Non-Life Course in R
Announcement from Actuartech organiser:
Basics in non-life pricing: Building a technical tariff with GLM in R
This course will allow you to feel confident to start using R in the workplace and to explore utilising it within the context of building a technical tariff with generalised linear models (GLMs). GLMs are a common techniques for non-life insurers and this course offers an open-source alternative for building GLMs. This allows greater flexibility in model building. Furthermore, this course considers risk classification, Poisson regression, and some severity models.
We will be presenting a live lesson to accompany this course on 23 November at 13:00-14:30 GMT.
FEE: £300 per student for 3 months' access to all course work.
Advance methods of non-life pricing with R
After working through this course, you should feel confident in using R to explore advanced methods for non-life pricing. We discuss regression models and we deal with calibrating machine learning models, after discussing the general methodology of machine learning and machine learning in insurance. The advanced models discussed in this course can offer improved accuracy over GLMs, and assist in identifying the importance and interaction of rating factors, assisting with risk management and monitoring claim drivers.
We will be presenting a live lesson to accompany this course on 30 November at 13:00-14:30 GMT.
FEE: £300 per student for 3 months' access to all course work.

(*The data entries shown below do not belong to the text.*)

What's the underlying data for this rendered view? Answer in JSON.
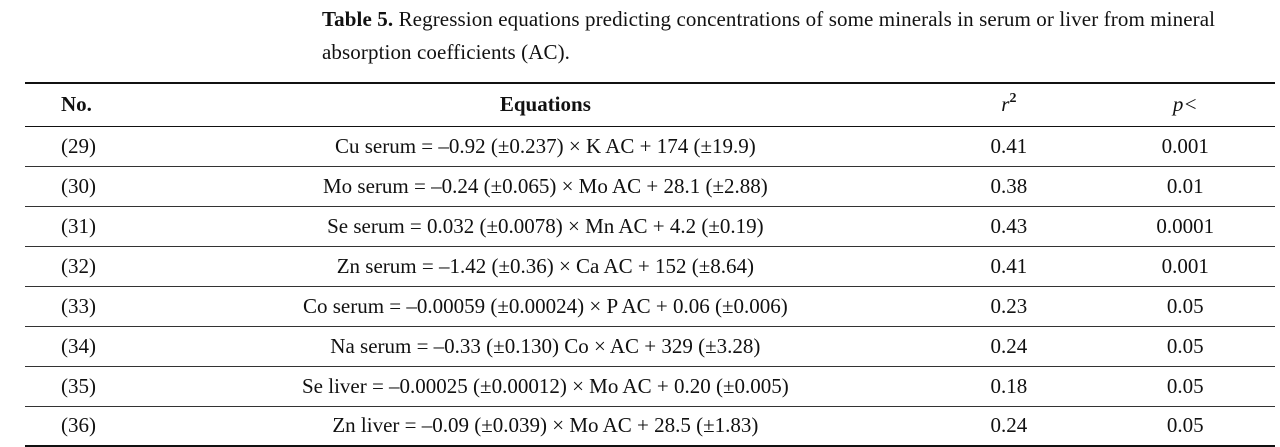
{
  "caption": {
    "label": "Table 5.",
    "text": " Regression equations predicting concentrations of some minerals in serum or liver from mineral absorption coefficients (AC)."
  },
  "table": {
    "headers": {
      "no": "No.",
      "equations": "Equations",
      "r2_base": "r",
      "r2_sup": "2",
      "p": "p<"
    },
    "rows": [
      {
        "no": "(29)",
        "equation": "Cu serum = –0.92 (±0.237) × K AC + 174 (±19.9)",
        "r2": "0.41",
        "p": "0.001"
      },
      {
        "no": "(30)",
        "equation": "Mo serum = –0.24 (±0.065) × Mo AC + 28.1 (±2.88)",
        "r2": "0.38",
        "p": "0.01"
      },
      {
        "no": "(31)",
        "equation": "Se serum = 0.032 (±0.0078) × Mn AC + 4.2 (±0.19)",
        "r2": "0.43",
        "p": "0.0001"
      },
      {
        "no": "(32)",
        "equation": "Zn serum = –1.42 (±0.36) × Ca AC + 152 (±8.64)",
        "r2": "0.41",
        "p": "0.001"
      },
      {
        "no": "(33)",
        "equation": "Co serum = –0.00059 (±0.00024) × P AC + 0.06 (±0.006)",
        "r2": "0.23",
        "p": "0.05"
      },
      {
        "no": "(34)",
        "equation": "Na serum = –0.33 (±0.130) Co × AC + 329 (±3.28)",
        "r2": "0.24",
        "p": "0.05"
      },
      {
        "no": "(35)",
        "equation": "Se liver = –0.00025 (±0.00012) × Mo AC + 0.20 (±0.005)",
        "r2": "0.18",
        "p": "0.05"
      },
      {
        "no": "(36)",
        "equation": "Zn liver = –0.09 (±0.039) × Mo AC + 28.5 (±1.83)",
        "r2": "0.24",
        "p": "0.05"
      }
    ]
  }
}
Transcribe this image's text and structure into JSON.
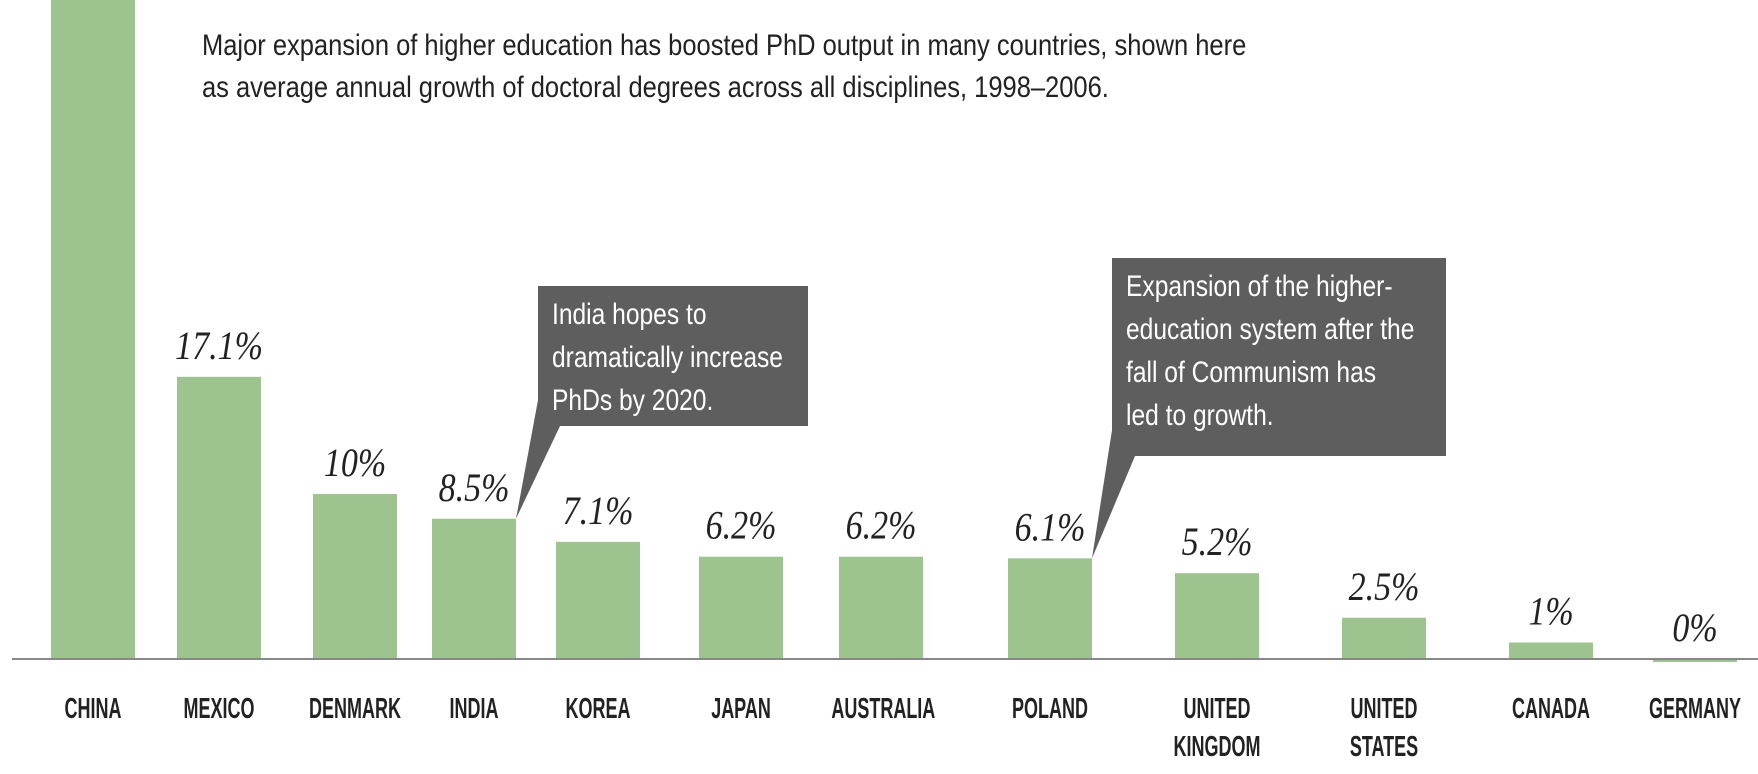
{
  "chart_data": {
    "type": "bar",
    "subtitle_lines": [
      "Major expansion of higher education has boosted PhD output in many countries, shown here",
      "as average annual growth of doctoral degrees across all disciplines, 1998–2006."
    ],
    "categories": [
      "CHINA",
      "MEXICO",
      "DENMARK",
      "INDIA",
      "KOREA",
      "JAPAN",
      "AUSTRALIA",
      "POLAND",
      "UNITED KINGDOM",
      "UNITED STATES",
      "CANADA",
      "GERMANY"
    ],
    "values": [
      40,
      17.1,
      10,
      8.5,
      7.1,
      6.2,
      6.2,
      6.1,
      5.2,
      2.5,
      1,
      0
    ],
    "value_labels": [
      null,
      "17.1%",
      "10%",
      "8.5%",
      "7.1%",
      "6.2%",
      "6.2%",
      "6.1%",
      "5.2%",
      "2.5%",
      "1%",
      "0%"
    ],
    "color": "#9dc48e",
    "ylim": [
      0,
      40
    ],
    "annotations": [
      {
        "category": "INDIA",
        "lines": [
          "India hopes to",
          "dramatically increase",
          "PhDs by 2020."
        ]
      },
      {
        "category": "POLAND",
        "lines": [
          "Expansion of the higher-",
          "education system after the",
          "fall of Communism has",
          "led to growth."
        ]
      }
    ]
  }
}
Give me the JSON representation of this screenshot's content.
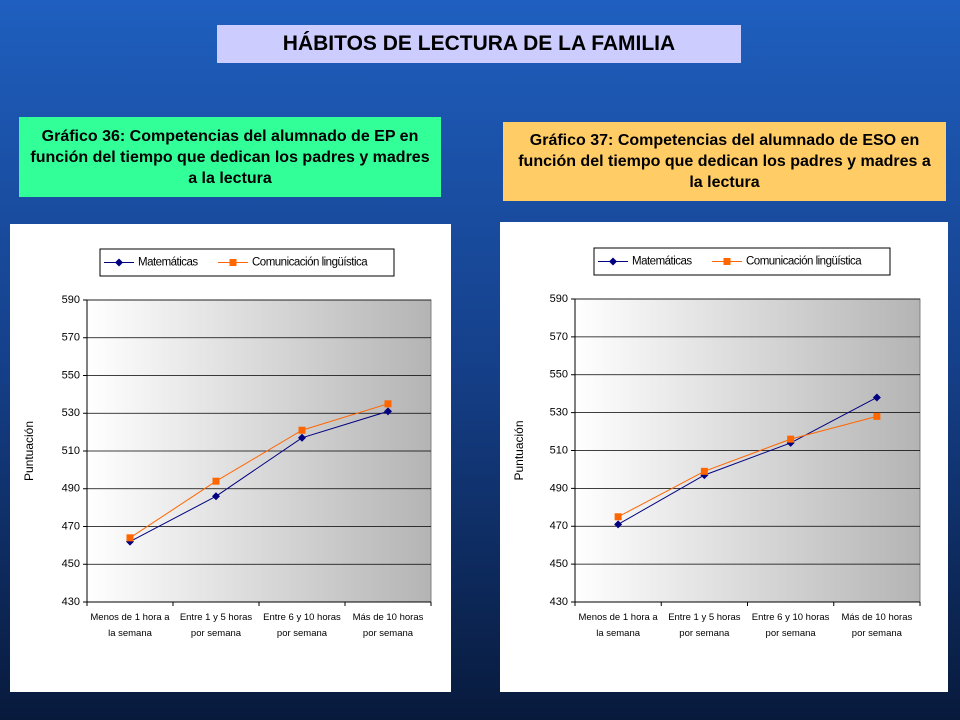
{
  "title": "HÁBITOS DE LECTURA DE LA FAMILIA",
  "chart_data": [
    {
      "type": "line",
      "title": "Gráfico 36: Competencias del alumnado de EP en función del tiempo que dedican los padres y madres a la lectura",
      "y_label": "Puntuación",
      "categories": [
        "Menos de 1 hora a\nla semana",
        "Entre 1 y 5 horas\npor semana",
        "Entre 6 y 10 horas\npor semana",
        "Más de 10 horas\npor semana"
      ],
      "series": [
        {
          "name": "Matemáticas",
          "color": "#000080",
          "marker": "diamond",
          "values": [
            462,
            486,
            517,
            531
          ]
        },
        {
          "name": "Comunicación lingüística",
          "color": "#ff6600",
          "marker": "square",
          "values": [
            464,
            494,
            521,
            535
          ]
        }
      ],
      "ylim": [
        430,
        590
      ],
      "yticks": [
        430,
        450,
        470,
        490,
        510,
        530,
        550,
        570,
        590
      ],
      "grid": true,
      "legend_position": "top"
    },
    {
      "type": "line",
      "title": "Gráfico 37: Competencias del alumnado de ESO en función del tiempo que dedican los padres y madres a la lectura",
      "y_label": "Puntuación",
      "categories": [
        "Menos de 1 hora a\nla semana",
        "Entre 1 y 5 horas\npor semana",
        "Entre 6 y 10 horas\npor semana",
        "Más de 10 horas\npor semana"
      ],
      "series": [
        {
          "name": "Matemáticas",
          "color": "#000080",
          "marker": "diamond",
          "values": [
            471,
            497,
            514,
            538
          ]
        },
        {
          "name": "Comunicación lingüística",
          "color": "#ff6600",
          "marker": "square",
          "values": [
            475,
            499,
            516,
            528
          ]
        }
      ],
      "ylim": [
        430,
        590
      ],
      "yticks": [
        430,
        450,
        470,
        490,
        510,
        530,
        550,
        570,
        590
      ],
      "grid": true,
      "legend_position": "top"
    }
  ]
}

Other practical applications of machine learning in non-life insurance
This course offers a hands-on approach which will allow students to use R to explore practical applications of machine learning (ML) in non-life pricing. We discuss unsupervised machine learning algorithms, as well as profitability and competition analysis. We place emphasis on feature engineering and model interpretability, which can assist with more competitive pricing strategies and allow for effective communication to stakeholders.
We will be presenting a live lesson to accompany this course on 7 December at 13:00-15:00 GMT.
FEE: £300 per student for 3 months' access to all course work.